In conclusion, this trial of whole body vibration to improve bone density in elderly persons with osteopenia failed to demonstrate a statistically significant beneficial effect on the skeleton. We cannot exclude the possibility that the modest differences that we observed between the active and placebo groups would have been significant with a larger sample size, or longer duration. Nevertheless, it is not likely that whole body vibration will be shown to have large effects on the skeleton when administered in the same way as in our protocol.

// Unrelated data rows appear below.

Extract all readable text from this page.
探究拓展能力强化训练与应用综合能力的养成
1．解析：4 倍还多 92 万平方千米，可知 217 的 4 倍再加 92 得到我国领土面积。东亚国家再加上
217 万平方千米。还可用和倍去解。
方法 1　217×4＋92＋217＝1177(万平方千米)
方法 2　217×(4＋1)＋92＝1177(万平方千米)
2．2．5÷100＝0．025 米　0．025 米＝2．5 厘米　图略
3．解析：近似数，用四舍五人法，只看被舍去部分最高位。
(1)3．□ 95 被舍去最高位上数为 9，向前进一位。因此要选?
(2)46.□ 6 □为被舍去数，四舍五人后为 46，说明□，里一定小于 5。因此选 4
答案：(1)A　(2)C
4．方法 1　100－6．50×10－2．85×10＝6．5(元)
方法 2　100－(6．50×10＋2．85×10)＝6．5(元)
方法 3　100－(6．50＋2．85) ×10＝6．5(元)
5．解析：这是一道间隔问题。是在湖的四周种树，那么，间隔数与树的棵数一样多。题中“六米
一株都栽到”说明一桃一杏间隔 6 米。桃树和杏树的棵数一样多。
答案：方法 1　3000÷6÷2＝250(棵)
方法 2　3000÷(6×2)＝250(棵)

Future trials should use the information generated from this study and others to plan and enroll larger samples of participants to determine if there may be more modest beneficial effects on the skeleton, and if there may be a root cause for age-related differences in responsiveness of the skeleton to low magnitude mechanical signals. Future trials may also need to consider adjusting the signal to a given individual’s posture, and perhaps changing parameters of the mechanical signal such as the frequency, intensity or duration, as well as considering the incorporation of several bouts of mechanical stimulation per day, or even adding pharmacologic agents to whole body vibration.